Il Presidente è il legale rappresentante della Associazione.

Il Segretario:
- svolge tutte le attività di segreteria;
- convoca l'Assemblea e il Consiglio Direttivo, su mandato del Presidente;
- verbalizza le riunioni del Consiglio Direttivo, gli argomenti posti in discussione all'Assemblea, le decisioni deliberate in Assemblea.

Il Tesoriere:
- ha il compito di raccogliere e verificare il pagamento delle quote associative, ove previste;
- tiene la contabilità relativa alla attività della Associazione;
- redige il bilancio preventivo e consuntivo da presentare al Consiglio Direttivo e successivamente da sottoporre alla approvazione dell'Assemblea.


Art. 11 - Revisori dei Conti

I Revisori titolari si riuniscono, anche su richiesta del Tesoriere, per la verifica della contabilità in previsione della presentazione del Bilancio Consuntivo. L'esame della documentazione è ammesso anche per via telematica. I revisori titolari hanno diritto di partecipare a tutte le assemblee e riunioni del Consiglio Direttivo.


Art.12 - Spese di gestione

A tutti i Soci, ai Componenti del Consiglio Direttivo e delle Commissioni non spetta alcun tipo di emolumento per l'attività svolta. Le spese sostenute dagli stessi nell'ambito delle attività della Associazione potranno essere rimborsate solo se preventivamente autorizzate dal Presidente, dietro presentazione dei relativi documenti giustificativi. Nel regolamento approvato dal Consiglio Direttivo potranno essere previste fattispecie che si intendono autorizzateab origine, senza alcuna ulteriore formalità.


Art. 13 - Risorse finanziarie e patrimonio.

I proventi su cui si basa l'attività della Associazione provengono da:
- quote associative annuali, ove previste;
- contributi liberali, da Enti Pubblici e Privati, da Società e da Persone Fisiche;
- lasciti, donazioni, elargizioni, quote, rendite, proventi, anche finanziari, che perverranno all'associazione a qualunque titolo;
- ogni altro introito non in contrasto con le finalità statutarie.

Tali proventi concorrono a formare il patrimonio dell'associazione unitamente a:
- ogni bene mobile ed immobile, compresi numerario, titoli e quote di partecipazione sociale che diverrà di proprietà dell'associazione;
- eventuali fondi di riserva costituiti con le eccedenze di bilancio.

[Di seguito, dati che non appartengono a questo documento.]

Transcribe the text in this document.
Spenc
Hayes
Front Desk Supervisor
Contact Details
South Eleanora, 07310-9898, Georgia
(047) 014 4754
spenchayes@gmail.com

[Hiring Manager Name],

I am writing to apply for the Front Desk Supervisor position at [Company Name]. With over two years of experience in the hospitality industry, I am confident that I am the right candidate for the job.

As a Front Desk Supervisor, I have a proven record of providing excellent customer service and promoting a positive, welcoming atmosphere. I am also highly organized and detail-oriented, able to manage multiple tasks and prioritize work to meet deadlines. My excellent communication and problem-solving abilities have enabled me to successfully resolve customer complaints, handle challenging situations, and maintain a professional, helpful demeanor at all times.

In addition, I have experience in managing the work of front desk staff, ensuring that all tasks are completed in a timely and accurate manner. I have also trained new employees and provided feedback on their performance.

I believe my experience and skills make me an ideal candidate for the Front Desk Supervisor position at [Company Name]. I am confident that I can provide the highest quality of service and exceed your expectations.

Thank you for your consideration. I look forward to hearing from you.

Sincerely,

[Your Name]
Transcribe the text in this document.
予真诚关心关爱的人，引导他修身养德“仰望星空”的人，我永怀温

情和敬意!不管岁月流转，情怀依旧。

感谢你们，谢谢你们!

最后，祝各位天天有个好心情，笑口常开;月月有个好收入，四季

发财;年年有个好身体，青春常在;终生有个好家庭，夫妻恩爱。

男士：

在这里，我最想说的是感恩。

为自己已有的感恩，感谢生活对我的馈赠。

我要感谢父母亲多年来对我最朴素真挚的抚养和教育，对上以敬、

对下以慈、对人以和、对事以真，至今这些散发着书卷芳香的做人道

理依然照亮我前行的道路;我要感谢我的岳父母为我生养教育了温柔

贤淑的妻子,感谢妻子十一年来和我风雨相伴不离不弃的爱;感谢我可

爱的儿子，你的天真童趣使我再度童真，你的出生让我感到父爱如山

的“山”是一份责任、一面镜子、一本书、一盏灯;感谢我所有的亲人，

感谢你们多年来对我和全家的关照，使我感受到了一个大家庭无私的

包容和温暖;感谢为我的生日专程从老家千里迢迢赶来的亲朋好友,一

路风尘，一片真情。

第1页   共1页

In caso di scioglimento della Associazione per qualsiasi causa, il patrimonio della medesima sarà devoluto ad altra associazione con finalità analoga, secondo delibera dell'Assemblea.

E' fatto divieto di distribuire, anche in modo indiretto, utili ed avanzi di gestione nonché fondi, riserve o capitali durante la vita dell'Associazione, a meno che la distribuzione o la destinazione non siano imposte per legge.

Gli utili e gli avanzi di gestione devono essere reimpiegati per la realizzazione delle attività istituzionali ed in quelle ad esse connesse.


Art. 14 - Esercizi sociali e bilancio

Gli esercizi sociali si chiudono al 31 dicembre di ogni anno.


Art. 15 - Rinvio c.c.

Per quanto non previsto dal presente statuto e dagli eventuali regolamenti si fa riferimento alle norme contenute nel Codice Civile.